# Video - dude fixes guitar



## BlueRocker (Jan 5, 2020)

I find this interesting


----------



## greco (Jul 15, 2007)

AMAZING! Thanks so much for this thread.

I hope @zztomato watches it as I'd like to hear his comments.


----------



## CathodeRay (Jan 12, 2018)

I'm like a cat at a bay window.


----------



## Verne (Dec 29, 2018)

Man, I could watch that over and over and over and over and over.......................and over. It just grabs hold of you and entrances you. Great video. Thanks for bringing it to light for me.


----------



## tomee2 (Feb 27, 2017)

Good bye nibs! (it's a 90s LP Classic? )


----------



## Latole (Aug 11, 2020)

Formidable vidéo , merci BlueRocker

I do this type of work on guitars and I can appreciate the quality of this video


----------



## Paul Running (Apr 12, 2020)

A master with the Dremel and he's just a young lad...wait till you see his workmanship in 10 years.


----------



## Ti-Ron (Mar 21, 2007)

Thaks @BlueRocker for that!
I'll add this channel with with Dave's world of fun stuff and T. Woodford!


----------



## Mooh (Mar 7, 2007)

That guy has done his homework.


----------



## laristotle (Aug 29, 2019)

That was cool to watch.
I'm just wondering why he put solder on the old frets prior to pulling them?


----------



## BlueRocker (Jan 5, 2020)

laristotle said:


> That was cool to watch.
> I'm just wondering why he put solder on the old frets prior to pulling them?

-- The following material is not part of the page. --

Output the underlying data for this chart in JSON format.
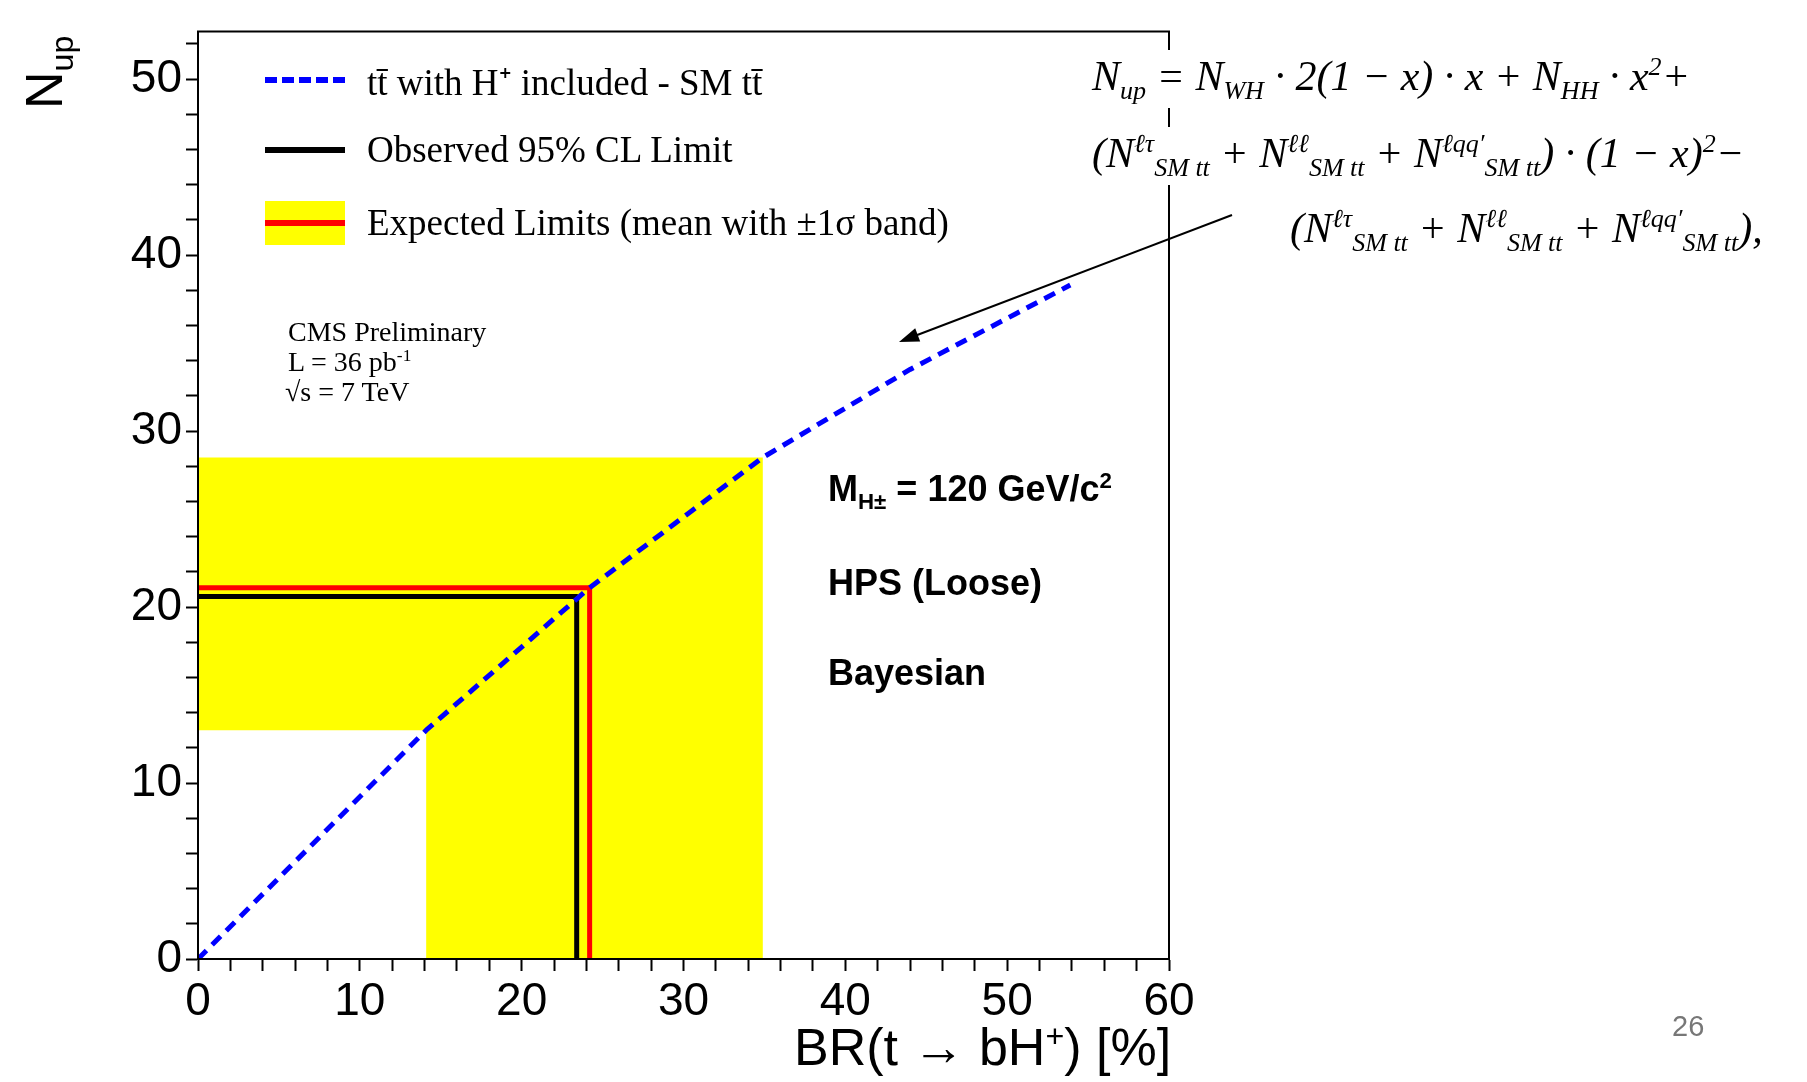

I think to increase the surface area for heat transfer to the frets.


----------



## gtrguy (Jul 6, 2006)

Nicely shot. I do some of the things he shows differently but that’s personal preference.


----------



## polyslax (May 15, 2020)

Absolutely hypnotic, thanks! These build/repair/restoration videos scratch a real itch for me... probably because I could never pull this off myself.

Reminded me a bit of this guitar build clip I watched last year:






or, from a non-music perspective, the my mechanics YT channel:

https://www.youtube.com/c/mymechanics


----------



## zztomato (Nov 19, 2010)

Great vid! And yeah, that's about how you do it. I use a fret press and just start with a hammer but, whatever works for you.


----------